Il SSN: livelli di governo e politiche

1.4. Ricerca sanitaria

Nel nostro Paese, negli ultimi tre anni si è cercato di analizzare la qualità delle proposte di ricerca avanzate dalla base e si è data anche molta importanza alla risorsa “ricercatore” prima confuso nell’Istituzione. Ora si dovrà incidere sulle strategie individuando tematiche prioritarie, facendo però in modo che queste coincidano con le eccellenze produttive e/o accademiche dei territori.

Il sostegno e lo sviluppo della ricerca devono puntare alla scoperta di nuove opportunità per la persona e per la società, ivi compresa la parte produttiva, utilizzando la leva “meritocratica” per la selezione trasparente dei progetti.

Pertanto è necessario:

  • riqualificare la spesa destinata alla ricerca sanitaria, implementando il sistema di selezione dei migliori progetti di ricerca presentati;
  • sviluppare ulteriormente progetti di ricerca che prevedano la collaborazione di ricercatori italiani residenti all’estero;
  • favorire il coordinamento dei diversi attori pubblici impegnati nel settore, a vantaggio dell’efficienza nell’uso delle risorse e della crescita degli investimenti in ricerca e sviluppo (R&S), con lo snellimento delle procedure burocratiche e la concentrazione degli investimenti stessi;
  • favorire la partecipazione della Rete della ricerca sanitaria italiana ai progetti finanziati con i fondi dell’Unione Europea;
  • rafforzare le strutture di eccellenza presenti sul nostro territorio, preparando il SSN ad affrontare la competizione europea in materia di assistenza sanitaria transfrontaliera;
  • introdurre criteri di classificazione degli IRCCS che tengano conto delle caratteristiche di ricerca e assistenza di questi Istituti;
  • promuovere e sostenere forme di collaborazione a livello nazionale e internazionale;
  • creare reti tematiche per lo sviluppo delle aree di ricerca e assistenza;
  • immaginare la sanità del futuro per implementare le tematiche di ricerca e far trovare pronto il Paese ai cambiamenti;
  • diffondere i risultati raggiunti al fine di favorire la loro traslazione nella pratica clinica.

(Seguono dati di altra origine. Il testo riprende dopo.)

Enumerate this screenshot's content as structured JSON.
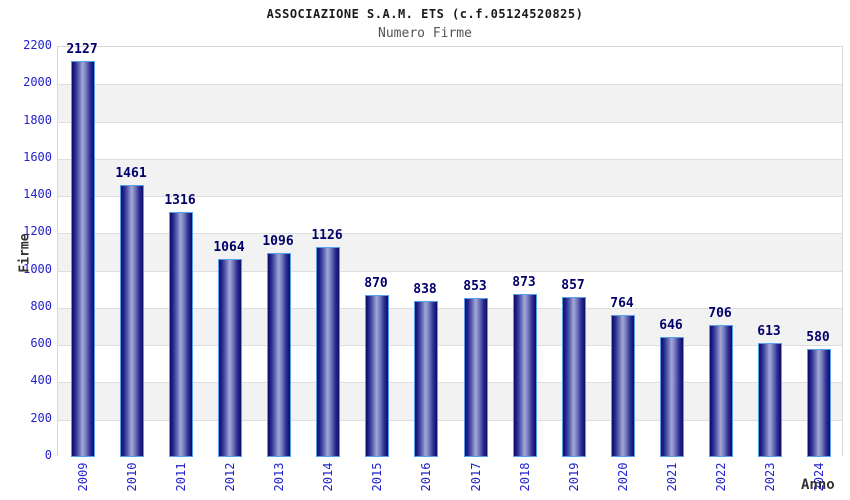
{
  "header": {
    "title": "ASSOCIAZIONE S.A.M. ETS (c.f.05124520825)",
    "subtitle": "Numero Firme"
  },
  "chart_data": {
    "type": "bar",
    "title": "ASSOCIAZIONE S.A.M. ETS (c.f.05124520825)",
    "subtitle": "Numero Firme",
    "xlabel": "Anno",
    "ylabel": "Firme",
    "categories": [
      "2009",
      "2010",
      "2011",
      "2012",
      "2013",
      "2014",
      "2015",
      "2016",
      "2017",
      "2018",
      "2019",
      "2020",
      "2021",
      "2022",
      "2023",
      "2024"
    ],
    "values": [
      2127,
      1461,
      1316,
      1064,
      1096,
      1126,
      870,
      838,
      853,
      873,
      857,
      764,
      646,
      706,
      613,
      580
    ],
    "ylim": [
      0,
      2200
    ],
    "ytick_step": 200,
    "yticks": [
      0,
      200,
      400,
      600,
      800,
      1000,
      1200,
      1400,
      1600,
      1800,
      2000,
      2200
    ],
    "grid": true,
    "value_labels_shown": true,
    "legend": "none",
    "colors": {
      "bar_dark": "#0d0d6b",
      "bar_light": "#a3a9d6",
      "bar_border": "#55a0e8",
      "tick_label": "#2323cc",
      "value_label": "#00006b",
      "band_alt": "#f2f2f2",
      "gridline": "#dedede",
      "axis_title": "#333333",
      "title": "#1a1a1a",
      "subtitle": "#555555"
    }
  }
}
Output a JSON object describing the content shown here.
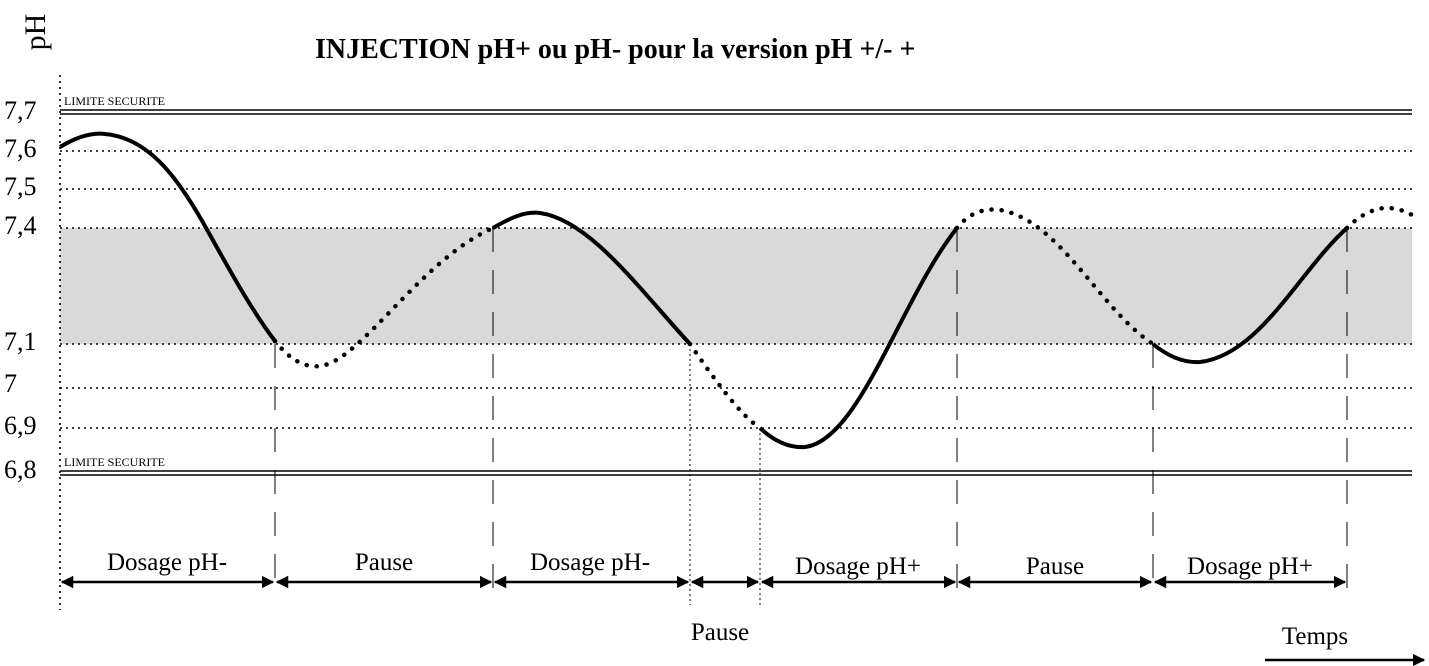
{
  "axis_label": "pH",
  "title": "INJECTION pH+ ou pH- pour la version pH +/-  +",
  "ticks": [
    "7,7",
    "7,6",
    "7,5",
    "7,4",
    "7,1",
    "7",
    "6,9",
    "6,8"
  ],
  "limits": [
    "LIMITE SECURITE",
    "LIMITE SECURITE"
  ],
  "phases": [
    "Dosage pH-",
    "Pause",
    "Dosage pH-",
    "Pause",
    "Dosage pH+",
    "Pause",
    "Dosage pH+"
  ],
  "time_label": "Temps"
}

Il sostegno alla ricerca passa anche attraverso il coinvolgimento di quei soggetti che fanno parte della più ampia comunità sanitaria (come le università, gli IRCCS pubblici e privati, i fornitori, i produttori ecc., in sostanza tutto ciò che “vive” per offrire servizi o conoscenza o elementi materiali al SSN). La ricerca deve essere l’architrave dove si deve poggiare il SSN per la sua qualità, sostenibilità e previsione.

Questo comporta delle sfide e alcune potranno essere:

  • trasferimento in tempi rapidi dei risultati delle ricerche alla pratica clinica e all’assistenza sanitaria;
  • appropriatezza delle cure ed esigenza di servizi efficienti facilmente accessibili e ciò per rispettare l’equità;
  • eticità della ricerca e capacità di comunicare la “scienza” ai cittadini.

La strada percorribile è quella di un patto nuovo in Italia, dove Stato, Regioni, università, centri di ricerca e imprese individuino le strategie e le procedure per creare sinergie virtuose e determinare le condizioni per la maturazione e crescita del Paese tutto.